Conversion of after tax IRA landmine?

I had a custodian tell a client that the conversion of an after-tax IRA would cause catastrophic tax consequences? I want to make sure I am not missing anything.

Client (Income if around $400k agi) has a couple separate accounts: 1. rollover IRA ($300k), 2. regular IRA ($50k) and 3. another IRA (non deductible IRA with $5k with a basis of $5k).

In 2010, client converted $50 k IRA (acct. #2) to a Roth. She also wanted to convert the the non-deductible $5k (acct #3). Custodian warned her that it would trigger massive taxation of the rollover IRA ($300k, acct. #1). I do not believe this is the case. I’m a missing something?

Even if the $5k was co-mingled into the rollover IRA (making account $305k), and she wanted to convert just the $5k ($5k basis) I assume the tax consequences would be that 1.64% would not be taxable ($5k divided by $305k).

In 2011, if she wants to do a partial conversion of any shape are there any pitfalls?

Thank you! 🙂



Most custodians try to steer clear of tax advice – it would have been better if this one had.

All the IRAs are treated as one for determining whether distributions or Roth conversions are taxable. So the $5K basis will be taken into account for determining the taxable portion of the Roth conversion in 2010. In 2011 the $5k will have been reduced slightly because of the nontaxable portion of the 2010 conversion and a little more of it will be used to offset the tax on the 2011 conversion. She will have basis remaiining that will be available when she begins distributions of the rollover account or decides to convert protions of the rollover.



How would you determine basis each year?



Form 8606 must be filed each year a taxpayer makes a non deductible contribution to a traditional IRA. Each successive 8606 adds the new non deductible contribution to the prior balance and updates the total basis.

Then when you take a distribution OR convert to a Roth IRA, you recover a pro rated amount of that basis tax free. Form 8606 is also used to calculate how much of a distribution or conversion is tax free by using some of the basis. The form then subtracts the basis you used and show a figure for the remaining basis you have to carry into the following year. Once you have a basis you will have a complete an 8606 every year you take a distribution or convert. The only way to eliminate it is to convert your entire IRA or totally distribute it. Even your beneficiaries inherit unrecovered basis and then they have to use an 8606 every year as well.

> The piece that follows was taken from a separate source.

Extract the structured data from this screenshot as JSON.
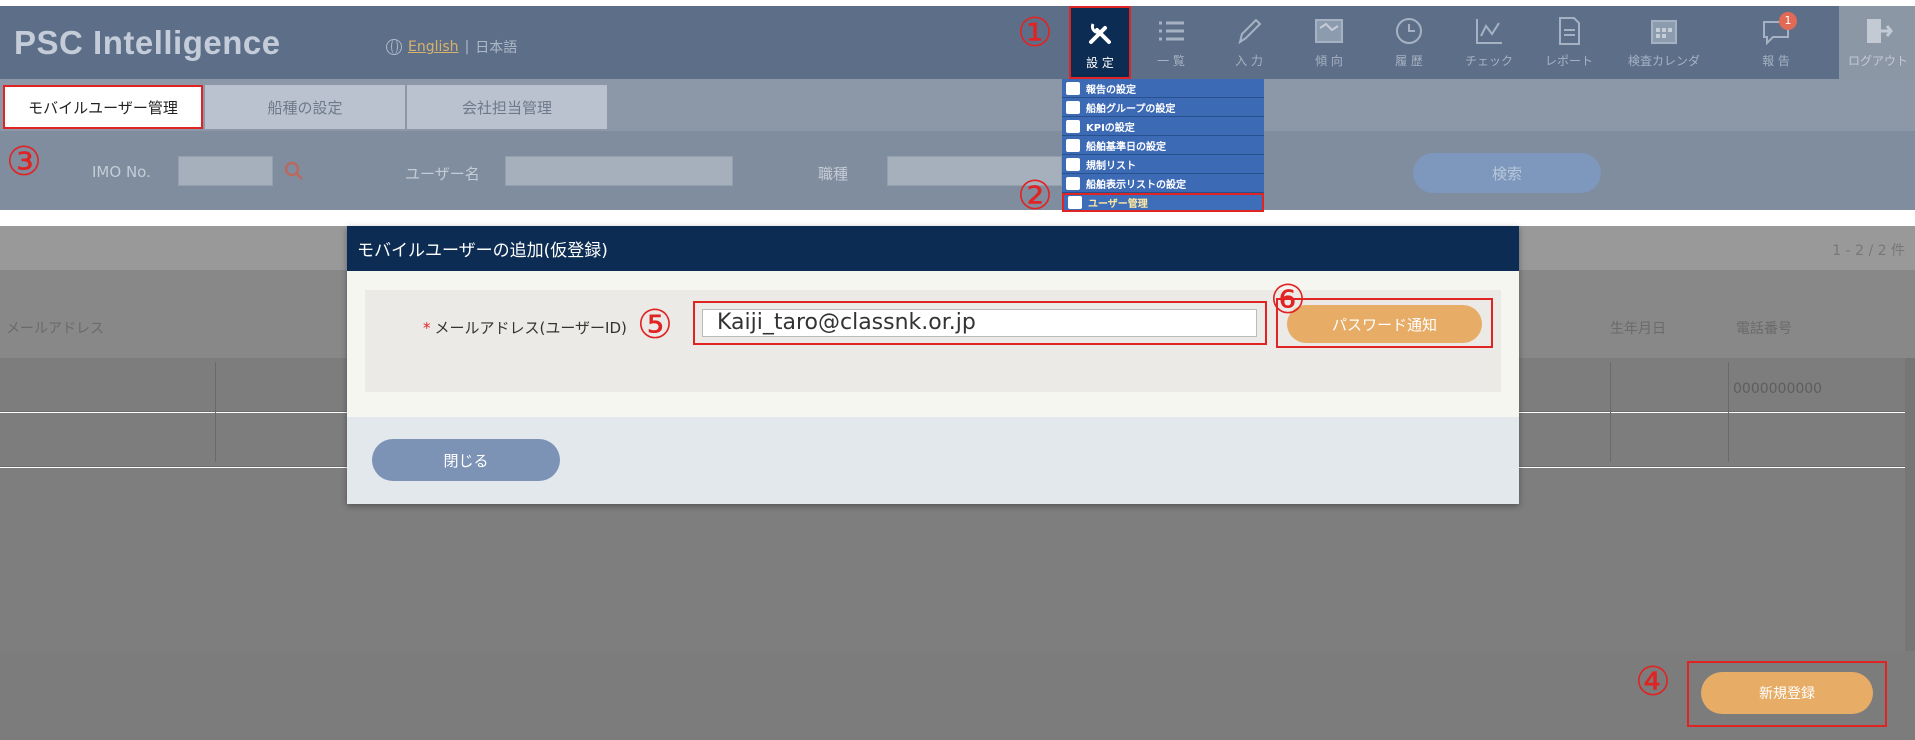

While this sounds onerous, tax software handles it easily as long as the initial input is correct. And fewer people complete returns on paper every year. e file is now up to 70%.



Do many people actually make nondeductible contributions to traditional IRAs (other than people with little or no other IRA assets and income too high to contribute to a Roth who do so with the intention of quickly converting to a Roth)?



They shouldn’t be under those other circumstances, since a Roth IRA contribution is always preferable to a non deductible TIRA contribution.

From 1987 through 1997 (before Roth IRAs), TIRA contributions dropped off substantially due to the deduction elimination, but perhaps 1/3 still made non deductible contributions because it was the only IRA contribution option available. In many ways this was similar to making a NQ annuity purchase without all the fees. Earnings would be generated on a tax deferred basis.

No doubt others expected their contributions to be deducted when they made them, but opted to complete the 8606 rather than asking for a return of contributions. With tax software, the 8606 was automatically generated and the lazy way out was to do nothing.

I think the parallel situation with employer plans was that HCE limits resulted in employees choosing to have the excess contributions recharacterized as after tax contributions rather than distributing the excess with taxable earnings. I have been surprised at the after tax balances existing in many 401k accounts, those for higher earners subject to plan discrimination testing.



I have many clients that make nondeductible IRA contributions each year. Their income is too high for a deductible contribution and their rollover IRAs are too high for a Roth conversion of the annual contribution. It’s just a forced way of saving that they started years ago.